Clip description
The 9th Brigade, comprised mostly of men from New South Wales, stages a comic entertainment in full costumes as part of their water carnival. At the Australian headquarters in France, General Sir William Birdwood leaves to take command of the British Fifth Army, taking General CBB White with him as his senior staff officer. General John Monash is the new commander of the Australian Corps – their first Australian commander.
Curator’s notes
The 9th Brigade Water Carnival took place on 20 May 1918 at Rivery, on the Somme River, on the outskirts of Amiens. The footage, by photographer unknown, shows boat races and a diving competition, followed by bizarre comic scenes of a pantomime on the riverbank. Still photographs in the Australian War Memorial (E02342, E02140 and E02141) indicate that many of these costumes were ‘souvenired’ in and around Rivery. It’s obvious that much of the show was ribald humour, of the type seen on English music-hall stages of the time. The man dressed as a pantomime ‘principal boy’ who kicks the ‘woman’ in the hoop skirt makes a great show of lifting his own short skirt, presumably meaning he had nothing on underneath. Many of the men in the water carnival sequences are naked. There were few women left in these forward areas who could have seen them, anyway. The men appear not to have cared that they were being photographed.
On this same day, the Australian war correspondent Charles Bean was returning to France from London after a weekend spent in intrigue. He spent the evening of 18 May composing a memo and telegram to the Australian government, through Senator George Pearce, the Minister of Defence, about why Prime Minister WM Hughes should not make John Monash the commander of the Australian forces in France. Bean disliked Monash, and preferred his great friend and mentor General White (see main notes). Bean also opposed General Birdwood’s plan to retain overall command of the Australian forces by having them come under the British Fifth Army, of which Birdwood was about to take command. Bean urged Hughes to appoint Monash, the senior Australian officer, as the administrative commander of the Australian Corps, and make White the operational commander, advising Hughes that such a move would recognise the respective talents of both men and meet with general favour in the Australian staff and other ranks.
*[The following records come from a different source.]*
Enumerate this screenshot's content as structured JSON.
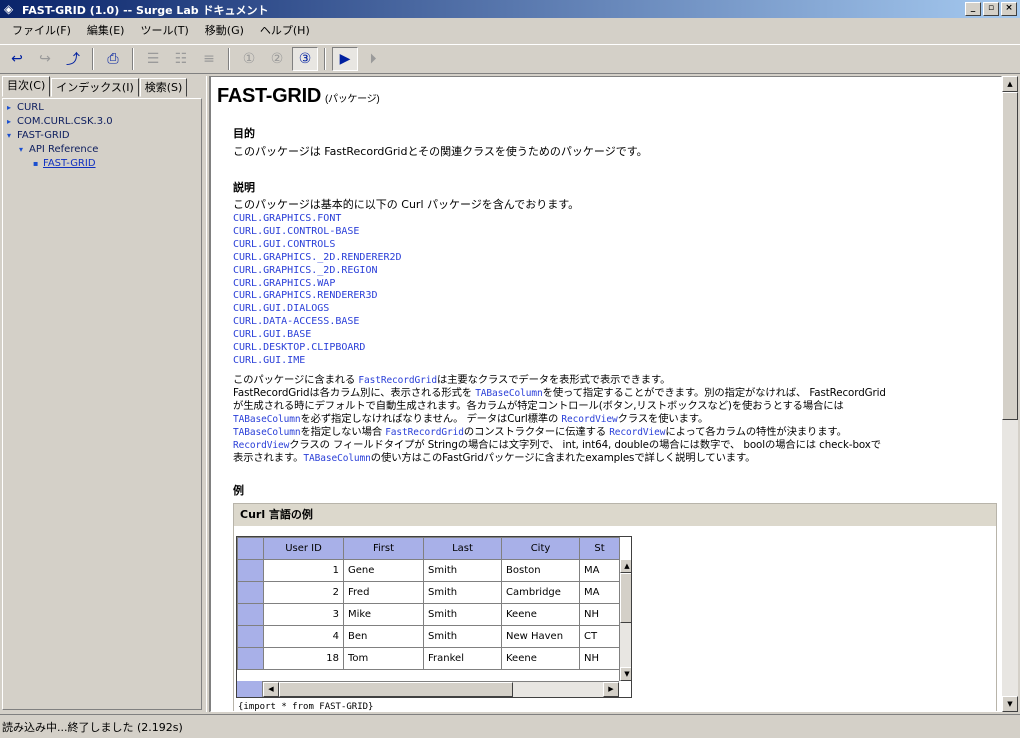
{
  "window": {
    "title": "FAST-GRID (1.0) -- Surge Lab ドキュメント",
    "buttons": [
      "_",
      "▫",
      "×"
    ]
  },
  "menu": [
    "ファイル(F)",
    "編集(E)",
    "ツール(T)",
    "移動(G)",
    "ヘルプ(H)"
  ],
  "left_pane": {
    "tabs": [
      "目次(C)",
      "インデックス(I)",
      "検索(S)"
    ],
    "tree": [
      {
        "label": "CURL",
        "level": 0,
        "arrow": "▸"
      },
      {
        "label": "COM.CURL.CSK.3.0",
        "level": 0,
        "arrow": "▸"
      },
      {
        "label": "FAST-GRID",
        "level": 0,
        "arrow": "▾"
      },
      {
        "label": "API Reference",
        "level": 1,
        "arrow": "▾"
      },
      {
        "label": "FAST-GRID",
        "level": 2,
        "arrow": "▪",
        "selected": true
      }
    ]
  },
  "content": {
    "title": "FAST-GRID",
    "title_suffix": "(パッケージ)",
    "purpose_heading": "目的",
    "purpose_text": "このパッケージは FastRecordGridとその関連クラスを使うためのパッケージです。",
    "desc_heading": "説明",
    "desc_intro": "このパッケージは基本的に以下の Curl パッケージを含んでおります。",
    "packages": [
      "CURL.GRAPHICS.FONT",
      "CURL.GUI.CONTROL-BASE",
      "CURL.GUI.CONTROLS",
      "CURL.GRAPHICS._2D.RENDERER2D",
      "CURL.GRAPHICS._2D.REGION",
      "CURL.GRAPHICS.WAP",
      "CURL.GRAPHICS.RENDERER3D",
      "CURL.GUI.DIALOGS",
      "CURL.DATA-ACCESS.BASE",
      "CURL.GUI.BASE",
      "CURL.DESKTOP.CLIPBOARD",
      "CURL.GUI.IME"
    ],
    "desc_lines": {
      "l1_a": "このパッケージに含まれる ",
      "l1_b": "FastRecordGrid",
      "l1_c": "は主要なクラスでデータを表形式で表示できます。",
      "l2_a": "FastRecordGridは各カラム別に、表示される形式を ",
      "l2_b": "TABaseColumn",
      "l2_c": "を使って指定することができます。別の指定がなければ、 FastRecordGrid",
      "l3": "が生成される時にデフォルトで自動生成されます。各カラムが特定コントロール(ボタン,リストボックスなど)を使おうとする場合には",
      "l4_a": "TABaseColumn",
      "l4_b": "を必ず指定しなければなりません。 データはCurl標準の ",
      "l4_c": "RecordView",
      "l4_d": "クラスを使います。",
      "l5_a": "TABaseColumn",
      "l5_b": "を指定しない場合 ",
      "l5_c": "FastRecordGrid",
      "l5_d": "のコンストラクターに伝達する ",
      "l5_e": "RecordView",
      "l5_f": "によって各カラムの特性が決まります。",
      "l6_a": "RecordView",
      "l6_b": "クラスの フィールドタイプが Stringの場合には文字列で、 int, int64, doubleの場合には数字で、 boolの場合には check-boxで",
      "l7_a": "表示されます。",
      "l7_b": "TABaseColumn",
      "l7_c": "の使い方はこのFastGridパッケージに含まれたexamplesで詳しく説明しています。"
    },
    "example_heading": "例",
    "example_box_title": "Curl 言語の例",
    "grid": {
      "columns": [
        "User ID",
        "First",
        "Last",
        "City",
        "St"
      ],
      "rows": [
        [
          "1",
          "Gene",
          "Smith",
          "Boston",
          "MA"
        ],
        [
          "2",
          "Fred",
          "Smith",
          "Cambridge",
          "MA"
        ],
        [
          "3",
          "Mike",
          "Smith",
          "Keene",
          "NH"
        ],
        [
          "4",
          "Ben",
          "Smith",
          "New Haven",
          "CT"
        ],
        [
          "18",
          "Tom",
          "Frankel",
          "Keene",
          "NH"
        ]
      ]
    },
    "code_line": "{import * from FAST-GRID}"
  },
  "status": "読み込み中...終了しました (2.192s)"
}
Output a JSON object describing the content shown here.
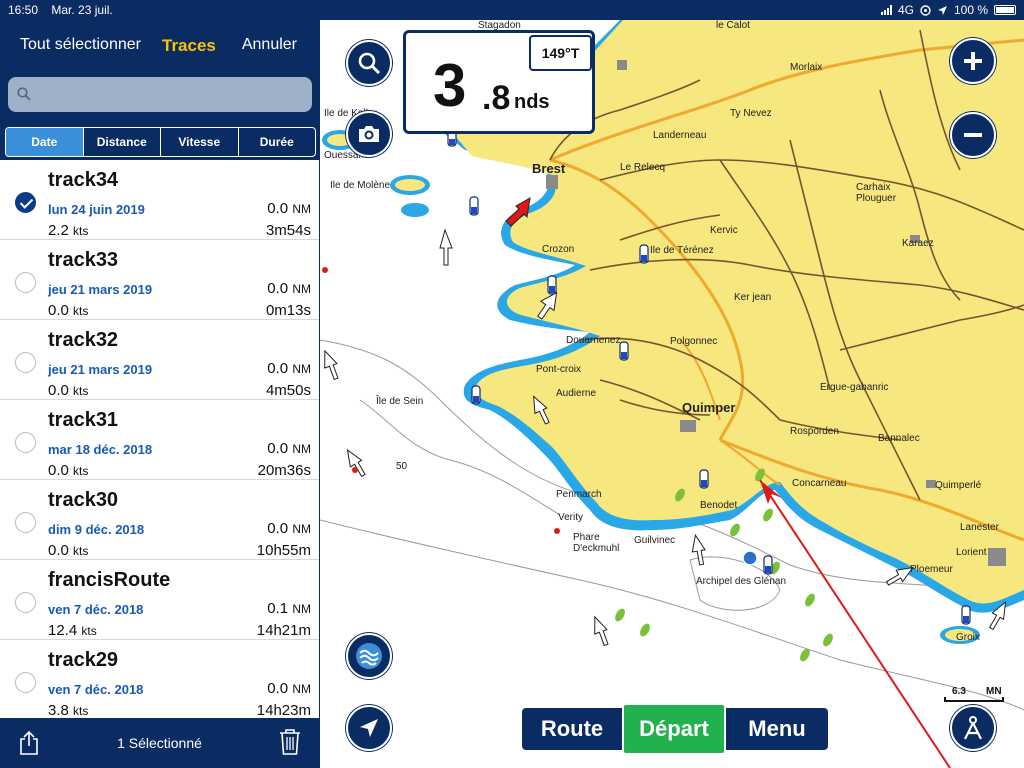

In essence, he was politely telling the prime minister that White was a better soldier, and Monash better suited to be an organiser.
His trip to London was to lock in the support of Keith Murdoch, the extremely influential Australian correspondent for the Melbourne Herald and Sydney Sun newspapers, for the cable and memo Bean was writing to Senator Pearce. Hughes was then on his way to Europe via the United States. Murdoch cabled him and the acting Australian Prime Minister, WA Watt, urging that they delay any decision about the AIF command until Hughes arrived in England. The scenes we see here of Birdwood and White leaving the Australian Corps headquarters at Bertangles in France were taken on 31 May, when it was becoming clearer to Bean that he and Murdoch had lost. ‘The effort which we made is clearly too late,’ he wrote in his diary on 1 June at Bertangles. ‘I can’t reconcile myself to the loss, without a word, of White to the AIF.’ Bean recounted a conversation he had that morning with Major General TH Dodds, the Deputy Adjutant-General of the AIF. Dodds had told Bean that it was not true that the Australian force ‘universally desired Monash to be GOC (General Officer Commanding), AIF and White GOC, Corps.’ Dodds had made inquiries and telegraphed Australia that ‘we were wrong … I told him that Monash had, I was sure, worked for this job by all sorts of clever, well-hidden subterranean channels; that White had never stirred a finger in his own interest…’ (AWM38-3DRL606-113-1, 1 June 1918, p 52).
Bean felt that it was up to White’s friends to do all they could for him, given that he would not put his own interests forward. He wrote to Murdoch the following day to concede defeat, and to lament the departure of White. ‘That the biggest and ablest influence in it (the AIF), the man who has been far more the father of it than any other, should after four years be suddenly and simply lost to it will always be, in my mind, a big mistake on the part of our Government’.
The faces of Birdwood, White and Monash appear in this film in close-up, a rare kind of shot in this context, all taken on 31 May, the day of the handover. Wilkins may have been under instruction to get these images, although it’s likely he would have done so anyway. He was living in the same makeshift quarters as Bean and FM Cutlack, a new Australian correspondent, and fully aware of Bean’s strong feelings about the situation. Each shot appears to have been set up, with each general seen in profile, somewhat awkward in the gaze of the camera. Monash would soon establish that he was exactly what Bean said he was not – a great military tactician, as well as a great organiser. Indeed, he has been called the great British commander of the final year of the war. Both Bean and Murdoch would admit after the war that they made a mistake in trying to undo his appointment.